UPDATE 3:25 pm (central): The athletic department issued a statement that Nebraska-Oklahoma 2021 is still on.
An otherwise quiet Friday morning was rocked by this tweet by Stadium’s Brett McMurphy.
Nebraska is trying to get out of playing Oklahoma on Sept. 18, sources told @Stadium. The Cornhuskers have contacted other schools to play in Lincoln on that date, sources said. The game was scheduled to mark 50th anniversary of 1971 "Game of the Century" b/w No. 1 NU & No. 2 OU— Brett McMurphy (@Brett_McMurphy) March 12, 2021
In a day and age where misinformation runs amok, this story certainly sounds absurd, until as time goes by, local media not only can’t get a “that’s not true” response, but actually gets some confirmation that it might actually be true.
Now, I can come up with three reasons why this could actually happen; there may be more that I’m not thinking of:
Money: Nebraska, like every other sports program in the world, is facing unprecedented financial pressures due to the COVID-19 pandemic. A complete loss of ticket revenue combined with some extra expenses for testing and mitigation has strained the athletic department’s budgets. So replacing a road game with a home game likely nets NU an extra $3 million, after paying a new opponent their guarantee and paying Oklahoma to buy out the 2021 game.
NCAA Issues: Nebraska and Illinois received an NCAA exemption to play on Week Zero in Dublin. When COVID-19 pushed the game back to Champaign, the NCAA may have asked Nebraska and Illinois to move the game off of week zero, especially if Nebraska is going to try to play in Ireland in a future season. Since Nebraska and Illinois did not have a common bye-week, perhaps there were discussions to adjust the rest of the schedule to allow this game to occur during the traditional season.
Fear: Let’s go ahead and acknowledge the elephant in the room: Nebraska has four straight (and five out of the last six) losing seasons. With Ohio State and Michigan on the 2021 schedule, Nebraska is rightfully concerned about becoming bowl eligible with a young program.

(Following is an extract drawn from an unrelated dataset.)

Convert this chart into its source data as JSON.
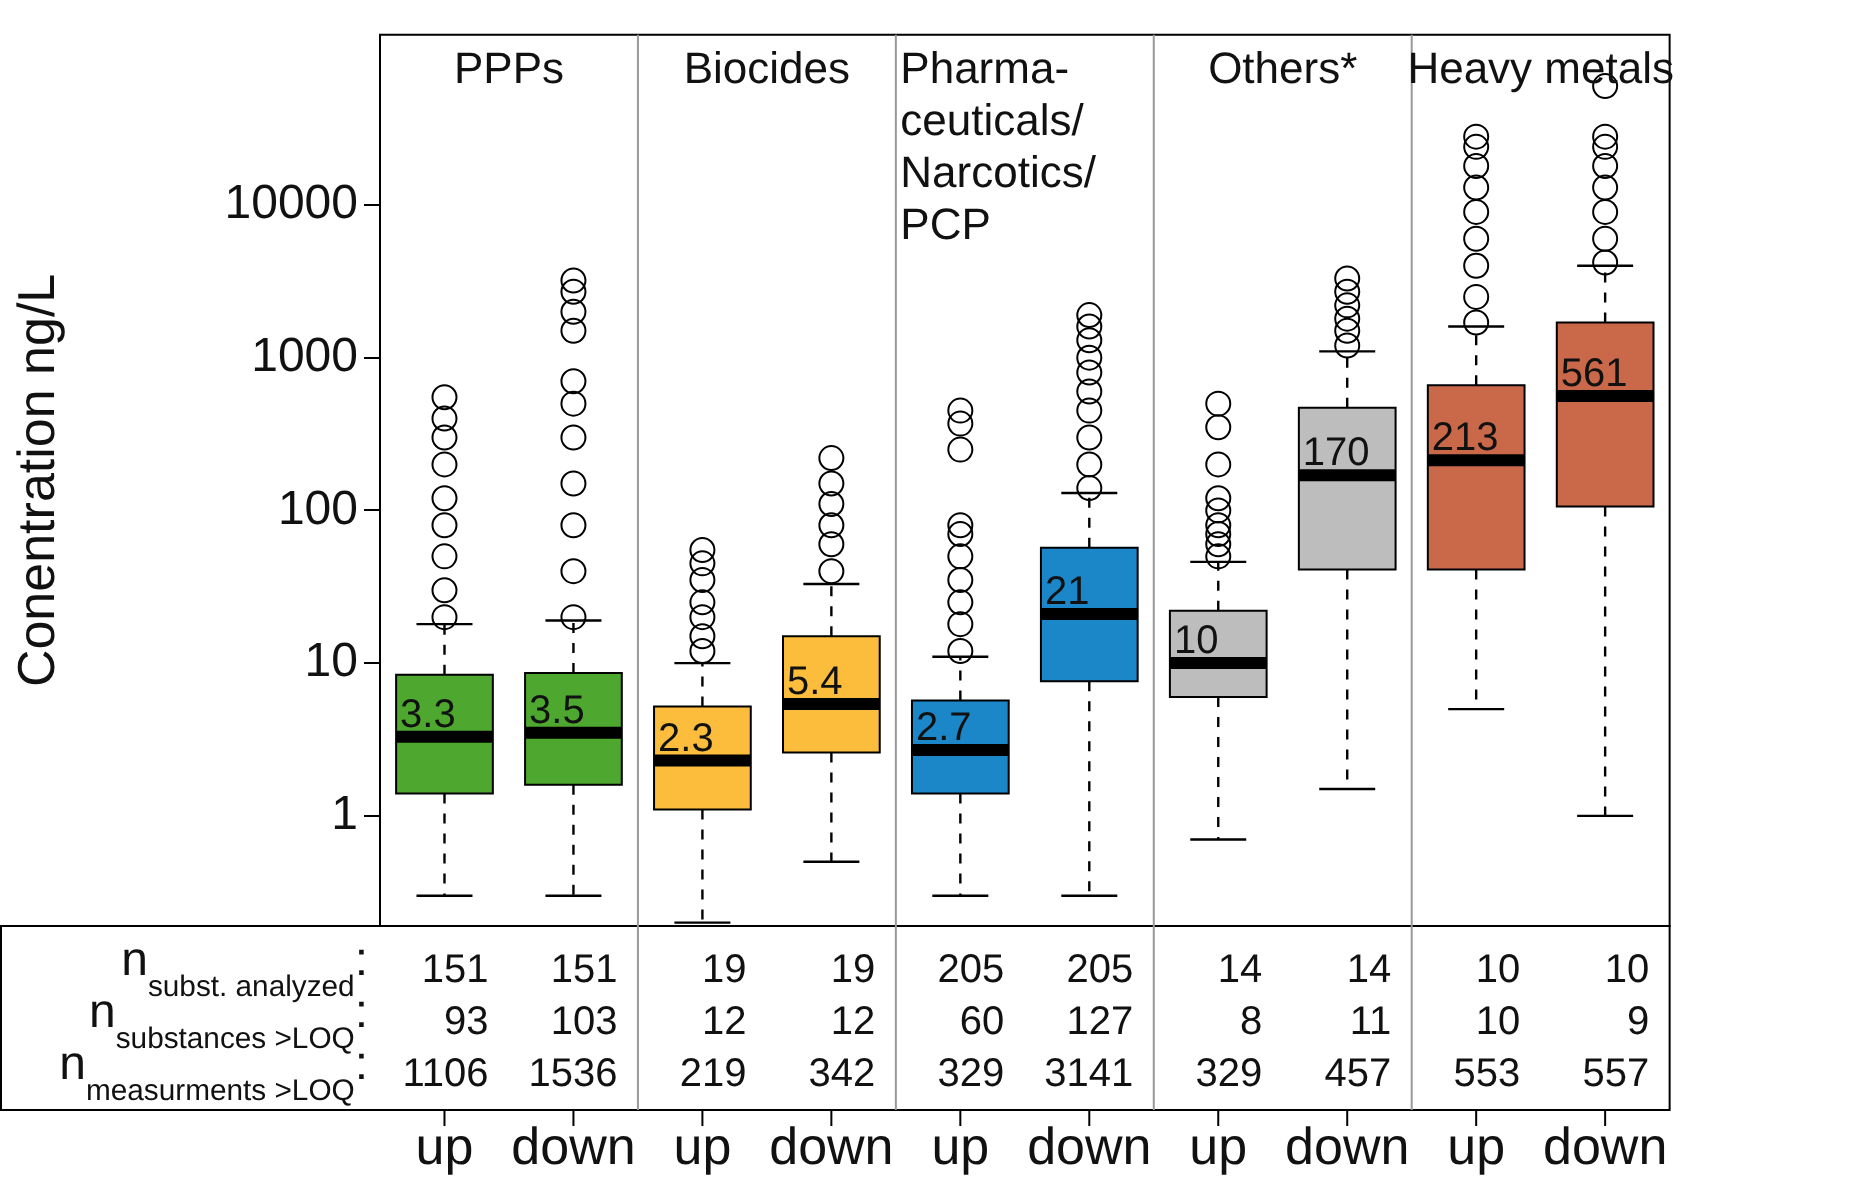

So I get that. However, the reasons to not even consider this move are much more compelling.
Tradition: The biggest tradition that survived Steve Pederson and Shawn Eichorst’s tenures was the sellout streak. (Yes, it’s still intact since there were no tickets for sale last season.) This would be the 60th straight season where you won’t be able to walk up to the ticket window at Memorial Stadium and purchase a ticket. (Heck, I don’t think they are even set up to accommodate walk-up sales anymore.) But expecting Nebraska fans to be so overjoyed to be able to return inside Memorial Stadium to pay $60 or more to watch an extra game against Old Dominion? I don’t know if the sellout streak will survive the pandemic in 2021, but adding a game like this is thumbing your nose at the fans that have supported this program through thick and to this point, the very thin.
MAC schools & Old Dominion are among those Nebraska contacted to play in Lincoln on Sept. 18, industry sources told @Stadium. Nebraska is looking to get out of playing at Oklahoma Sept. 18, sources said. This year marks 50th anniversary of the 1971 NU-OU Game of the Century— Brett McMurphy (@Brett_McMurphy) March 12, 2021
Oh yeah...there’s also that reason the game was scheduled in the first place. In 1971, the biggest regular season game ever for these two schools was played on Thanksgiving Day. Conference schedules don’t allow this game to be played in November, but backing out on recognizing one of the greatest moments in school history is an affront to tradition.
Pride: The rest of college football has had their fun at Nebraska’s expense in recent years. Especially last year, when Nebraska pushed to play football when seemingly nobody else did. So now running scared of the Oklahoma Sooners just seems to be waiving the white flag, admitting that Nebraska isn’t what it used to be. I get that; after all, the Sooners didn’t want to play Nebraska either in the mid 1990’s when they fell on hard times. Nebraska has been on the bad side of a bunch of football games as of late, but that embarrassment pales to what will happen if Nebraska does back out of this historic matchup.
Maybe there’s another reason to not play this game that hasn’t become clear, but Nebraska’s pride and tradition demands that the September 18th game be reconfirmed and celebrated, and this idea of not playing this game be disavowed. If anything, that’s the last thing we have, because not even Steve Pederson or Shawn Eichorst would be dumb enough to back out on this game.